Wheat Chromosomal Resources and Their Role in Wheat Research

Abstract

AbstractBread wheat (Triticum aestivum L.) is grown on more area of land than any other crop, and its global significance is challenged only by rice. Despite the socioeconomic importance, the wheat genome research was lagging behind other crops for a long time. It was mainly a high complexity of the genome, polyploidy and a high content of repetitive elements that were laying obstacles to a thorough genome analysis, gene cloning and genome sequencing. Solution to these problems came in the beginning of the new millennium with the emergence of chromosome genomics—a new approach to studying complex genomes after dissecting them into smaller parts—single chromosomes or their arms. This lossless complexity reduction, enabled by flow-cytometric chromosome sorting, reduced the time and cost of the experiment and simplified downstream analyses. Since the approach overcomes difficulties due to sequence redundancy and the presence of homoeologous subgenomes, the chromosomal genomics was adopted by the International Wheat Genome Sequencing Consortium (IWGSC) as the major strategy to sequence bread wheat genome. The dissection of the wheat genome into single chromosomes enabled the generation of chromosome survey sequences and stimulated international collaboration on producing a reference-quality assembly by the clone-by-clone approach.
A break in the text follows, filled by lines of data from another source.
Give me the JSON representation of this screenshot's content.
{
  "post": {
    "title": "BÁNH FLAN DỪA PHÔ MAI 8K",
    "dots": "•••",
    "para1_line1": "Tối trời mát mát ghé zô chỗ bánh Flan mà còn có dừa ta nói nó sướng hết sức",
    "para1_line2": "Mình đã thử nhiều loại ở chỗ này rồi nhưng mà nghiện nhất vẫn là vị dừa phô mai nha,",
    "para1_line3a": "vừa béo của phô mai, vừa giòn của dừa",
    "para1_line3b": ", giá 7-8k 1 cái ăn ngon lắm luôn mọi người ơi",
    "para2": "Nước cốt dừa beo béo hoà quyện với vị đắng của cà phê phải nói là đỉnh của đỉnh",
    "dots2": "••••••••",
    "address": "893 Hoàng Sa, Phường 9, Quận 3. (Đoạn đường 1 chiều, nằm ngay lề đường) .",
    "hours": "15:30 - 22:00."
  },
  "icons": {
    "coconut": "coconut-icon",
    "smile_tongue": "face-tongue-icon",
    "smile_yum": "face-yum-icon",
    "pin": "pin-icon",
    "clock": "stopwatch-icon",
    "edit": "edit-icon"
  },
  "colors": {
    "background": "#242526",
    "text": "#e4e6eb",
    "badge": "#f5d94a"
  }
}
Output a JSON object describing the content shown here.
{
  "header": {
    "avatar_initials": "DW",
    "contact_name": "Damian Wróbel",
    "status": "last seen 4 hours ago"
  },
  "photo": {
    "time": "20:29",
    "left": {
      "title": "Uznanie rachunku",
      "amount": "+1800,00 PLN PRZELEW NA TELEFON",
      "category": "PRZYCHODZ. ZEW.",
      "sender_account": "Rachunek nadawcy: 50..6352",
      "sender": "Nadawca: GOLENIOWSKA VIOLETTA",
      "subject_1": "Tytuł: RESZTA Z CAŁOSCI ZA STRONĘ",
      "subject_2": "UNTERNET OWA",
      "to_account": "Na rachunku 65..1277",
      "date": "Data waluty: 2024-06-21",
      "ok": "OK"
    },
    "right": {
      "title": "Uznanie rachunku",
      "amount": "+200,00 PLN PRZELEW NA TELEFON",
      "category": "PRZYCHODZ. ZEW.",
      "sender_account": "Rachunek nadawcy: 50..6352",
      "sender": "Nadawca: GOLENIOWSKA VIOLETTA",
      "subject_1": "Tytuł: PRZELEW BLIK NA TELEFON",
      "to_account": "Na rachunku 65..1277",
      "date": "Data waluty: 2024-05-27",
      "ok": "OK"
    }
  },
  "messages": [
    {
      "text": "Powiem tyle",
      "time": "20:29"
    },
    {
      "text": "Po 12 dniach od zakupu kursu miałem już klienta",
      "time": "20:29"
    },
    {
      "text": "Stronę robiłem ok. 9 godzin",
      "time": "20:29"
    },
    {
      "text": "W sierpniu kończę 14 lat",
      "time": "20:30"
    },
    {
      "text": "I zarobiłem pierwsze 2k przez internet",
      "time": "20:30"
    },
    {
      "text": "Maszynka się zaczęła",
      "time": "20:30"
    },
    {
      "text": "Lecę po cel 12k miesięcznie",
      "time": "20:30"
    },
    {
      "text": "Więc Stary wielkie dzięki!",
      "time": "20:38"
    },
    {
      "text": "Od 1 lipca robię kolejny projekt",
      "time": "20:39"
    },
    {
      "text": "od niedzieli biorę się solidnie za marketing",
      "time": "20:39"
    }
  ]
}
In parallel, the chromosomal resources were used for marker development, targeted mapping and gene cloning. The most comprehensive approaches to gene cloning, such as MutChromSeq and assembly via long-range linkage, found their use even in the post-sequencing era. The chapter provides a two-decade retrospective of chromosome genomics applied in bread wheat and its relatives and reports on the chromosomal resources generated and their applications.